I was glad to see I was nearly to the stepping stones of my house, because the marsy lawn had wet the hems of my pants (I guess the neighbors sprinklers had gone off while I was at the store, because I didn't remember it raining). Upon taking the first stepping stone though, since the soles of my shoes were well lubricated by now, I lost my step somehow and slipped just enough to sprain my ankle. "Oh, brother! Come on!" Pain. Pain. Lots of pain. And the bags were really cutting into my skin at this point.

I plodded wearily the rest of the way. But one last thing was destined to piss-me-off, I could feel it. Probably due to a combination of frustration, pain, light-headedness, fatigued-arms, nervousness, anxiousness, and impatience...the frickin key would not go in right. I twisted. I turned. I pushed. I pulled. I forced. I swayed. I think I even prayed for God to open the blasted door. All the while, still holding all eight bags of groceries. The keys fell to the ground, but not before piercing my toes. I was about to throw the bags to the ground in my anger, when a slimy trail, where the keys had fallen by my toes, caught my eye.

I followed the mucus-based trail with my eyes just a few inches behind me where they subsequently met with an enormous slug. It's rudimentary shell was in desperate need of upgrading. It looked more like a pimple against the amoeboid-body-like mass. And I most certainly would have smashed it had I thrown down the heavy grocery bags. It looked like it was having enough trouble on it's own without me smashing it to smithereens.

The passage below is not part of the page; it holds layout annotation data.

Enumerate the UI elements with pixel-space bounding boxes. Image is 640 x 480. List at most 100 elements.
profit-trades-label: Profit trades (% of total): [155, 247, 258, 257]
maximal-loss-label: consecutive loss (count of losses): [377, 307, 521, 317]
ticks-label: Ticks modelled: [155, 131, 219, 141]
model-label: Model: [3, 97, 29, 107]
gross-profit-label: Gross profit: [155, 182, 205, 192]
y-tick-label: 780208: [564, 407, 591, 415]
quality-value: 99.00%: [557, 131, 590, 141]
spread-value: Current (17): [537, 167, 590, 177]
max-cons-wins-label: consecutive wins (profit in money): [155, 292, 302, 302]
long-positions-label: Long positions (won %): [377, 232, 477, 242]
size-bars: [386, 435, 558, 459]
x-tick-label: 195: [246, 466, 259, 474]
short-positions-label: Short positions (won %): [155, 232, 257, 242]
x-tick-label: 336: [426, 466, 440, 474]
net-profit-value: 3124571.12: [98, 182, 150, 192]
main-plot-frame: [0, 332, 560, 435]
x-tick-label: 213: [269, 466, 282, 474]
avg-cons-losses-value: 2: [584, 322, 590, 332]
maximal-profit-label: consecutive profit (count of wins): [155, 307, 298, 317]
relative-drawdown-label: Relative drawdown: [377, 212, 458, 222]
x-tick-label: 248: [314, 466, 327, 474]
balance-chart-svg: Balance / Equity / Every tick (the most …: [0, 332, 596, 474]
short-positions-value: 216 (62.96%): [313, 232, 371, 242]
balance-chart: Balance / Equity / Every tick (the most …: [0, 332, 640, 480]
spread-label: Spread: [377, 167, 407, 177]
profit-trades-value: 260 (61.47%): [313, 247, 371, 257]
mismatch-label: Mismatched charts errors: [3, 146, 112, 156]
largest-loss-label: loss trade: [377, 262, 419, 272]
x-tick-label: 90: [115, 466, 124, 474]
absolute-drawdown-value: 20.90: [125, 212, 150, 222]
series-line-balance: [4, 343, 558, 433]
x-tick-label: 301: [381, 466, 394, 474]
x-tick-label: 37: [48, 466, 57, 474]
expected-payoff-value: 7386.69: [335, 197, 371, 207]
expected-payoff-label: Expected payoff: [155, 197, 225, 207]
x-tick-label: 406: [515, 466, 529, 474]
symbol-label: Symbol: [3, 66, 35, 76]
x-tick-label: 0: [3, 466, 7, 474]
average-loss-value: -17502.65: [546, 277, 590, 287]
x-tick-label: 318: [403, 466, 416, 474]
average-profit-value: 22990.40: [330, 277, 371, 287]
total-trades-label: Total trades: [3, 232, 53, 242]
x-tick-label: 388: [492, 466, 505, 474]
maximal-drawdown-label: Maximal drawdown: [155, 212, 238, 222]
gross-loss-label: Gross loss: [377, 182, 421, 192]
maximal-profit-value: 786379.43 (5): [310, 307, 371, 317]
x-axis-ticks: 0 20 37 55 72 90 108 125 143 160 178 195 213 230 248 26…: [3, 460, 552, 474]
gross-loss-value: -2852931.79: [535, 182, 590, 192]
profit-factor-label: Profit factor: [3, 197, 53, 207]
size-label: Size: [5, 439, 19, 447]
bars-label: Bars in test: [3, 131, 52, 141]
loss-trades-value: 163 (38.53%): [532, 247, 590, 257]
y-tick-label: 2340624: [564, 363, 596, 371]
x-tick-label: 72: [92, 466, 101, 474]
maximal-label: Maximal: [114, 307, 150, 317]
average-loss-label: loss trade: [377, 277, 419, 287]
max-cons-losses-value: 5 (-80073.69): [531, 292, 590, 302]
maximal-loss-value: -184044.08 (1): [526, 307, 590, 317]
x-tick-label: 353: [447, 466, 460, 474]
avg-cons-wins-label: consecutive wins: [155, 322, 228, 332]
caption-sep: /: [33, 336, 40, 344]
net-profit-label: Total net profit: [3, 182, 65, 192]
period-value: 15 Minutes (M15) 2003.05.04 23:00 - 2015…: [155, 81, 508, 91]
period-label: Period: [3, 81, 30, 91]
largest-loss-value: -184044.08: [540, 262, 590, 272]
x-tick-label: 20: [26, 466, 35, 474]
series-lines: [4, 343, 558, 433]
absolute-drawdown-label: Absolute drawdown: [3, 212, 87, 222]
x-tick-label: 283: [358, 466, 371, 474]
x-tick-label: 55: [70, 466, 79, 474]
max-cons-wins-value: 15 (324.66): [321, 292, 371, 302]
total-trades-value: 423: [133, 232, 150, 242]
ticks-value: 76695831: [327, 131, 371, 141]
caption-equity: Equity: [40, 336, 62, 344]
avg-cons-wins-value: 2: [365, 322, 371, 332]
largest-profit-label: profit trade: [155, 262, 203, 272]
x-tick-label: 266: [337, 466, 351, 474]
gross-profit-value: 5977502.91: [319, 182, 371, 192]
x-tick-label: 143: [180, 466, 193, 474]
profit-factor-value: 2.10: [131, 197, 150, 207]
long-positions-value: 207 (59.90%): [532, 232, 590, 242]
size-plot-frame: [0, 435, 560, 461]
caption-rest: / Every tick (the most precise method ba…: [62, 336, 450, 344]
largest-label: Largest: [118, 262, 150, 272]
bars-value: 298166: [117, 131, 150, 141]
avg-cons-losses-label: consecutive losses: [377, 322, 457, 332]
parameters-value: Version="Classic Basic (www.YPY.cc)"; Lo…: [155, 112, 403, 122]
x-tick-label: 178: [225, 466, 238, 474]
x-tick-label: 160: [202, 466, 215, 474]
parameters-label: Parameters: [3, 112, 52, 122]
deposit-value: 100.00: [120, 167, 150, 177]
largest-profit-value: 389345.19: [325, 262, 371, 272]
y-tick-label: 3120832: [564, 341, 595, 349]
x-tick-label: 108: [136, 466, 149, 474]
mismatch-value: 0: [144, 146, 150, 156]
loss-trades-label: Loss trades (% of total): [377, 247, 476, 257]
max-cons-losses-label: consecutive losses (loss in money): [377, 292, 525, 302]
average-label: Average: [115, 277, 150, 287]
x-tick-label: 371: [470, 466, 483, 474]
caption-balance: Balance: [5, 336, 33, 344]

Although the slimy trail was a few inches behind me when I spotted it, the origin was far off the porch out of sight. The slug seemed to be crawling away as fast as it could from some super-ants following close behind it. The ants were picking up speed, but the only thing the slug was picking up was dirt grains. A sense of compassion came over me like nothing I've ever felt. I picked it up, hastily flicking at an ant that had already started feasting on it, and moved it to where I thought was safe. The super-ants from behind just scattered, as though disoriented and perplexed.

I finished the tuna salad and put away the groceries, never devoting a single thought to the obstacles on my way to the front door, only thinking about the slug...wondering if it were still safe. There's no point to the story, other than coming to the realization that I liked saving the slug. And how a simple quest to complete a tuna salad could lead to such insight. I slept well that night.